We have landed in the age of Big Data, data storage and management. In recent years, talking about tokenization has become a fashionable trend in line with the latest innovations in security. The birth of mobile payment apps has been its main trigger, and in this post we want to tell you what card tokenization is all about and what it's used for.
Let’s get started!
Defining credit card tokenization
It is a system used to secure credit cards by turning your customers’ data into encrypted tokens in a single click. They are replaced by a series of randomly generated numbers and can be passed over the internet or through the different networks required to process the payment. The tokenization tool is increasingly used because of to the security it provides to avoid duplication of cardholder data at the digital level, a bit like the chip on a physical card.
How does card tokenization work?
This process replaces the most sensitive details of a credit or debit card holder with a token, which helps secure the customer's card details. When applied to data security, tokenization is the process of replacing an element of sensitive data with a sensitive equivalent that has no extrinsic meaning or value.
To help you to visualise it more clearly, this is the process that tokenization follows:
- The system receives the confidential data. In this case, the cardholder’s personal information (first name, surname, account number, IBAN...).
- This data is stored in a centralised manner. For example: a database.
- The tokenization system creates a token and associates it with this stored data. This is not a confidential token, but a companion or alias to the token.
- The token is placed in the operational flow and replaces the confidential information it represents in all operations.
More and more digital businesses are basing their models on daily, weekly, and even annual subscriptions. And card details are entered only once, generating tokens and being used to process future payments directly.
Do you want to start receiving payments securely? Do you use any data protection system on your customers' cards? Do you have any type of certification on security protocols?
Differences between tokenizing and encrypting credit or debit cards
Both techniques have a place in payment technology. However, we can find some major differences between the two:
- While tokenization replaces the cardholder's most sensitive data with a token, encryption or data field encryption encrypts the data on the source card and decrypts it at its final destination. Examples include Virtual Private Networks (VPNs).
- While both have a place in payment technologies, tokenization is emerging as the leading and most secure alternative to protect customer card information.
- Tokens are not reversible with a decryption key as is the case with encryption. Moreover, they greatly reduce the reach of the PCI DSS (Payment Card Industry Data Security Standard). It is mandatory for all businesses that accept or process credit or debit card details.

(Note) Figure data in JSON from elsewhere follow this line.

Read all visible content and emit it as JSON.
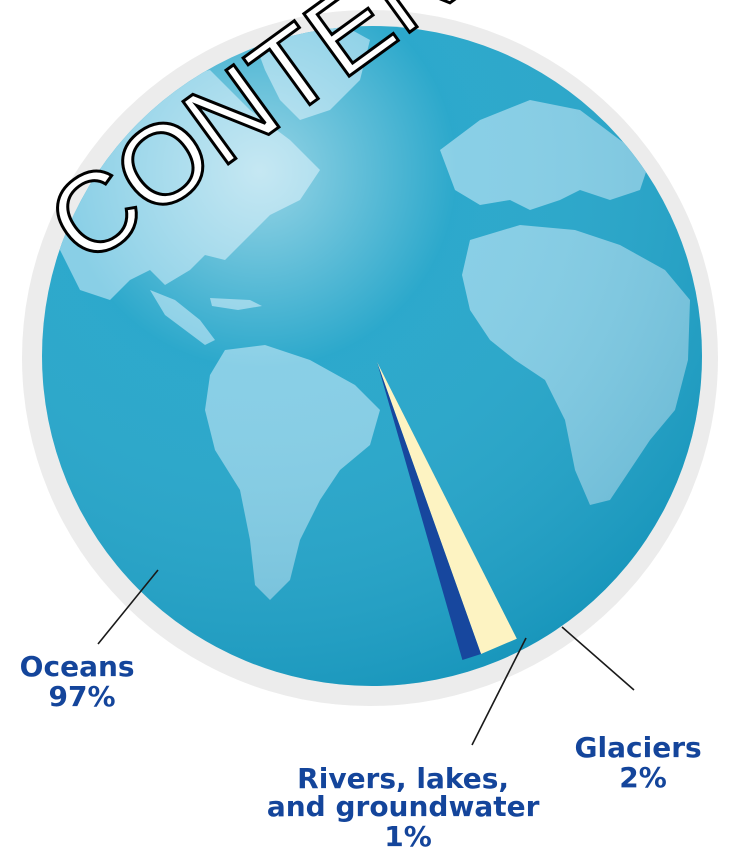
{
  "chart_data": {
    "type": "pie",
    "title": "",
    "slices": [
      {
        "label_lines": [
          "Oceans",
          "97%"
        ],
        "value": 97,
        "color": "#1aa1c7"
      },
      {
        "label_lines": [
          "Glaciers",
          "2%"
        ],
        "value": 2,
        "color": "#fdf3c2"
      },
      {
        "label_lines": [
          "Rivers, lakes,",
          "and groundwater",
          "1%"
        ],
        "value": 1,
        "color": "#17479e"
      }
    ]
  },
  "colors": {
    "ocean": "#1aa1c7",
    "land": "#7fcbe4",
    "rim": "#ececec",
    "label": "#14459b",
    "leader": "#1a1a1a"
  },
  "watermark": "CONTENT"
}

Protecting confidential data has become an increasingly important issue in e-commerce. And even more so since the new Payment Service Directive, better known as PSD2, came into force. Its main objective is to develop the online payments market within the European Union (EU) to strengthen security and prevent fraud.
What changes has PSD2 brought to e-commerce?
On the one hand, tokenization has become an essential tool. Businesses need advanced payment systems to securely store data and make future charges. And in this context, there are multiple secure payment providers that allow them to make the leap and adapt their business in a short time.
The token is a worthless identifier for hackers. Imagine a credit or debit card leak any day and the consequences that could have.
On the other hand, regulations have brought a new reality for e-commerce for several reasons:
- It increases online operational security.
- Until now, every time a customer made an online purchase, the card issuer asked for some information to confirm the payment. Either through an authentication code (OTP), or via SMS. With the new regulations, this method is no longer sufficient, but a double check is required to comply with authentication. However, e-commerce is not directly affected by this requirement, as the issuers of payment systems are banks and suppliers.
- E-commerces will need to make sure that all payment methods they offer are fully PSD2 SCA compliant. If they fail to do so, they could lose user trust, increase shopping cart abandonment, and reduce their conversion rate.
- Modules or plugins must also be updated. Trying to maintain a unified login and a common interface to avoid being directed to external pages when checking out.
These changes are more than simple tweaks. They are the way forward for of e-commerce and online payment systems to become more secure and beneficial for all. In addition, they serve as an impetus to reduce the main pain points of your business.
Think about it... what payment methods are you offering to your customers? Do they start and finish the checkout process on two different pages? Do you use a system to identify a transaction with a high-risk of fraud?
The only way to keep your business safe is to adapt it to the new regulations, since you know that its main objective is to bring new electronic payment methods to life and increase consumer confidence in them. Are you clear on what tokenization is?